I’m building a simple 2D particle “system”, I’ve recently started moving the transformations and trajectory calculations to the compute shader. For some reason it is slower than doing it on directly on the CPU. I’m new to graphics programming so any help is welcome.
Compute shader code.
layout(local_size_x = 256) in;
struct Particle
{
mat4 Transform;
vec2 Trajectory;
};
layout(std430, binding = 0) readonly buffer InParticlesBuffer
{
Particle InParticles[];
};
layout(std430, binding = 1) writeonly buffer OutTransformsBuffer
{
mat4 OutParticleTransforms[];
};
uniform mat4 ParticleEmmiterTransform;
uniform uint WindowWidth;
uniform uint WindowHeight;
uniform float ParticleScaleFactor;
vec2 CartesianToNDC(in vec2 cartesianPosition)
{
return vec2(((2.0f * cartesianPosition.x) / WindowWidth),
((2.0f * cartesianPosition.y) / WindowHeight));
};
// Matrix translation converted from glm::translate to GLSL
mat4 Translate(in mat4 inputMatrix, in vec3 translationVector)
{
mat4 result = mat4(inputMatrix);
result[3] = inputMatrix[0] * translationVector[0] + inputMatrix[1] * translationVector[1] + inputMatrix[2] * translationVector[2] + inputMatrix[3];
return result;
};
void main()
{
const Particle particle = InParticles[gl_GlobalInvocationID.x];
const vec2 ndcPosition = CartesianToNDC(particle.Trajectory) / ParticleScaleFactor;
const mat4 screenTransfrom = (Translate(ParticleEmmiterTransform, vec3(ndcPosition.x, ndcPosition.y, 0.0f))) * particle.Transform;
OutParticleTransforms[gl_GlobalInvocationID.x] = screenTransfrom;
};
GLSL Particle struct definition in C++
struct alignas(16) ComputeShaderParticle
{
glm::mat4 Transform;
glm::vec2 Trajectory;
};
How I create the SSBOs. Compute shader input buffer takes “GL_DYNAMIC_COPY”, and output buffer takes “GL_STATIC_DRAW”

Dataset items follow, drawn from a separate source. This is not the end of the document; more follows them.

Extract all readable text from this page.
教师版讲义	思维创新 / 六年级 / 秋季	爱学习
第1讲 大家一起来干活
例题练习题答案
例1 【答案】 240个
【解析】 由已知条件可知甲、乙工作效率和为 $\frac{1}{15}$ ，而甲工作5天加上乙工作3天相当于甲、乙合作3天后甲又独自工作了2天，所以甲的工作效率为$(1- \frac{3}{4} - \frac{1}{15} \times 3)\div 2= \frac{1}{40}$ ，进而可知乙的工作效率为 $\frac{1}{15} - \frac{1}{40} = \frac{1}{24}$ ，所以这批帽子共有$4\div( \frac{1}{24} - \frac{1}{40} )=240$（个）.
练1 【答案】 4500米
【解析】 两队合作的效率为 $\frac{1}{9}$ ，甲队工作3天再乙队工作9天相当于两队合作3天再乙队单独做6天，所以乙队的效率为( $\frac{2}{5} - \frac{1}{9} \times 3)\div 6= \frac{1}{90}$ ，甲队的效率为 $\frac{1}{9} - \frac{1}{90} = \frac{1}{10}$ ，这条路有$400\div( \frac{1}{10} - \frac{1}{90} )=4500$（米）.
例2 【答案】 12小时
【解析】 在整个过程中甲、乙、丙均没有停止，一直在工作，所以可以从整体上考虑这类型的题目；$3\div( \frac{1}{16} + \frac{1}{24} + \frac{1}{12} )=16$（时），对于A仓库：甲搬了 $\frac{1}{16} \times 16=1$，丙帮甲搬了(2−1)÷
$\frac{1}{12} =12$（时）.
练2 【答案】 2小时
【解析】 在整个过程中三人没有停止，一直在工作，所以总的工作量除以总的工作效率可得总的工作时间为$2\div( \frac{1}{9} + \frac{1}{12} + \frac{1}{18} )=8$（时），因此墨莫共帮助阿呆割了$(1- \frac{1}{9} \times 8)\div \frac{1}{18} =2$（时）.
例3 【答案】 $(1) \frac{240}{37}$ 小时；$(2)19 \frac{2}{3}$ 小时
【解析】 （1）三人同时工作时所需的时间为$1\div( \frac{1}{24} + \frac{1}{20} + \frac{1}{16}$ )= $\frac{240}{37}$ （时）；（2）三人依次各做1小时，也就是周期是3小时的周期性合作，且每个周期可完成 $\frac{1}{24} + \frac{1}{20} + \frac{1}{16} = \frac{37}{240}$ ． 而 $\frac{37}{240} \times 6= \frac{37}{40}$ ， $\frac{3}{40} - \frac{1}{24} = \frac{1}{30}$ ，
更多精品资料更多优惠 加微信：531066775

glGenBuffers(1, &_bufferId);
glBindBuffer(GL_SHADER_STORAGE_BUFFER, _bufferId);
glBufferData(GL_SHADER_STORAGE_BUFFER, bufferSizeInBytes, bufferData, usageType);
glBindBufferBase(GL_SHADER_STORAGE_BUFFER, bindIndex, _bufferId);
How I retrieve and upload the data to the Compute Shader.
(GL calls are abstracted away in actual code, but they still follow the same principal).
When I call glMapBuffer (or glSUbBuffer and similar functions) OpenGL outputs a warning stating that moving an SSBO from video memory to RAM may result in a performance penalty
_inputBuffer.get().Bind();
ComputeShaderParticle* inputBuffer = static_cast<ComputeShaderParticle*>(glMapBuffer(GL_SHADER_STORAGE_BUFFER, GL_WRITE_ONLY));
for(std::size_t i = 0; i < _numberOfParticles; i++)
{
inputBuffer[i].Trajectory = _particles[i].Trajectory;
inputBuffer[i].Transform = _particles[i].Transform;
};
glUnmapBuffer(GL_SHADER_STORAGE_BUFFER);
glDispatchCompute((_numberOfParticles / 256) + 1, 1, 1);
glMemoryBarrier(GL_SHADER_STORAGE_BARRIER_BIT);
_outputBuffer.get().Bind();
glm::mat4* screenTransformsBuffer = static_cast<glm::mat4*>(glMapBuffer(GL_SHADER_STORAGE_BUFFER, GL_READ_ONLY));